Bonjour Sophie. Pouvez-vous nous en dire un peu plus sur votre engagement lié à la mort ?

Je suis depuis 2018 photographe bénévole pour l’association Souvenange sur le secteur de Strasbourg. Chaque année le deuil périnatal concerne 7000 familles et les parents n’ont après cette épreuve qu’un prénom ou un petit bracelet comme souvenir éternel de leur petit. Souvenange est là pour offrir un souvenir photographique et comme l’a si bien exprimé Hélène Delarbre, la fondatrice de l’association, « nous ne photographions pas la mort, nous immortalisons l’amour ».

Qu’est-ce qui vous a amené à votre engagement ?

J’ai découvert cette association par ma belle-sœur, qui est sage-femme dans un premier temps, mais qui a surtout eu elle-même la douleur de perdre une petite fille. Elle a découvert cette association bien après cette épreuve et m’a envoyé le lien de Souvenange pour information, étant donné que je suis photographe et que c’est un travail photographique encore extrêmement tabou. J’ai été sidérée par l’engagement extraordinaire de tous ces bénévoles, la nécessité pour certains parents de ce genre d’actions dans l’accompagnement de leur deuil m’a frappée en plein cœur. Je n’ai pas hésité longtemps avant de contacter la fondatrice de cette association pour me présenter en tant que bénévole. Une formation et une sensibilisation au deuil périnatal a ensuite eu lieu ; immédiatement la bienveillance des personnes formatrices m’a mise en confiance et je ne me suis jamais sentie seule ou avec des questionnements sans réponses, y compris lors de mon premier accompagnement en clinique.

Quel est votre rôle avant, pendant, ou après le décès du bébé ?
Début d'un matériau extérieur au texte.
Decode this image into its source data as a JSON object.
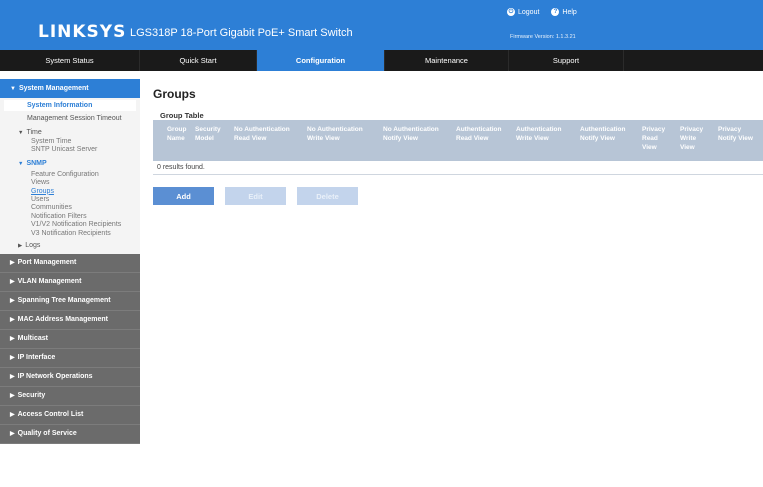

Notre rôle ne va pas véritablement se définir en termes d’obsèques. Souvenange est souvent déjà en relation avec les parents alors que le bébé est encore blotti dans le ventre de sa maman, le ou la photographe concerné(e) est donc la plupart du temps déjà présent quelques jours avant que le décès et l’accouchement n’aient lieu. C’est donc un travail délicat de préparation, de rassurer les parents sur cette démarche photographique, nous allons également contacter la clinique ou l’hôpital afin de prévenir de notre présence et les informer du déroulement de la séance photo, une fois de plus c’est une démarche encore très méconnue qu’il convient d’expliquer. En premier lieu les gens sont toujours interloqués, mais lorsque l’on prend le temps de montrer à quel point cela peut être bénéfique et aider au processus de deuil de la famille alors l’interrogation laisse généralement place naturellement à la compréhension.
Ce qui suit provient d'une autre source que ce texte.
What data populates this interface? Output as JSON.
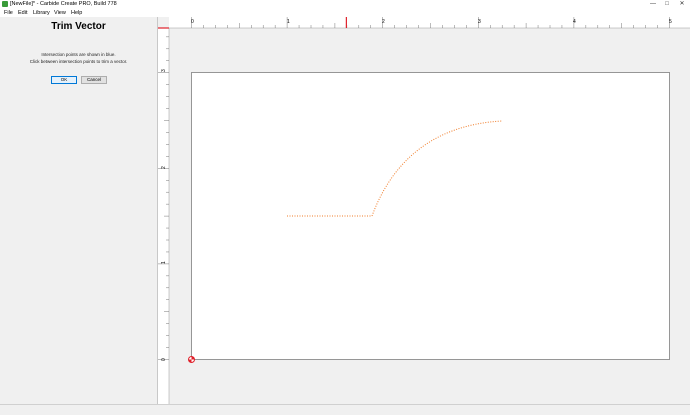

Ensuite le jour où les parents doivent affronter ce deuil nous sommes là de manière très concrète, derrière notre appareil photo, avec la mission d’immortaliser chaque détail de cet enfant. Les petits plis sous le pied, les petites oreilles, ce joli duvet sur le visage, avec le doudou que le grand frère ou la grande sœur a donné pour qu’il ne parte pas seul, ou avec le bonnet que sa mamie lui a tricoté… nous faisons des photos de tous ces détails qui s’étioleront de la mémoire avec le temps. Nous prenons également s’ils le souhaitent les parents en photo avec leur enfant.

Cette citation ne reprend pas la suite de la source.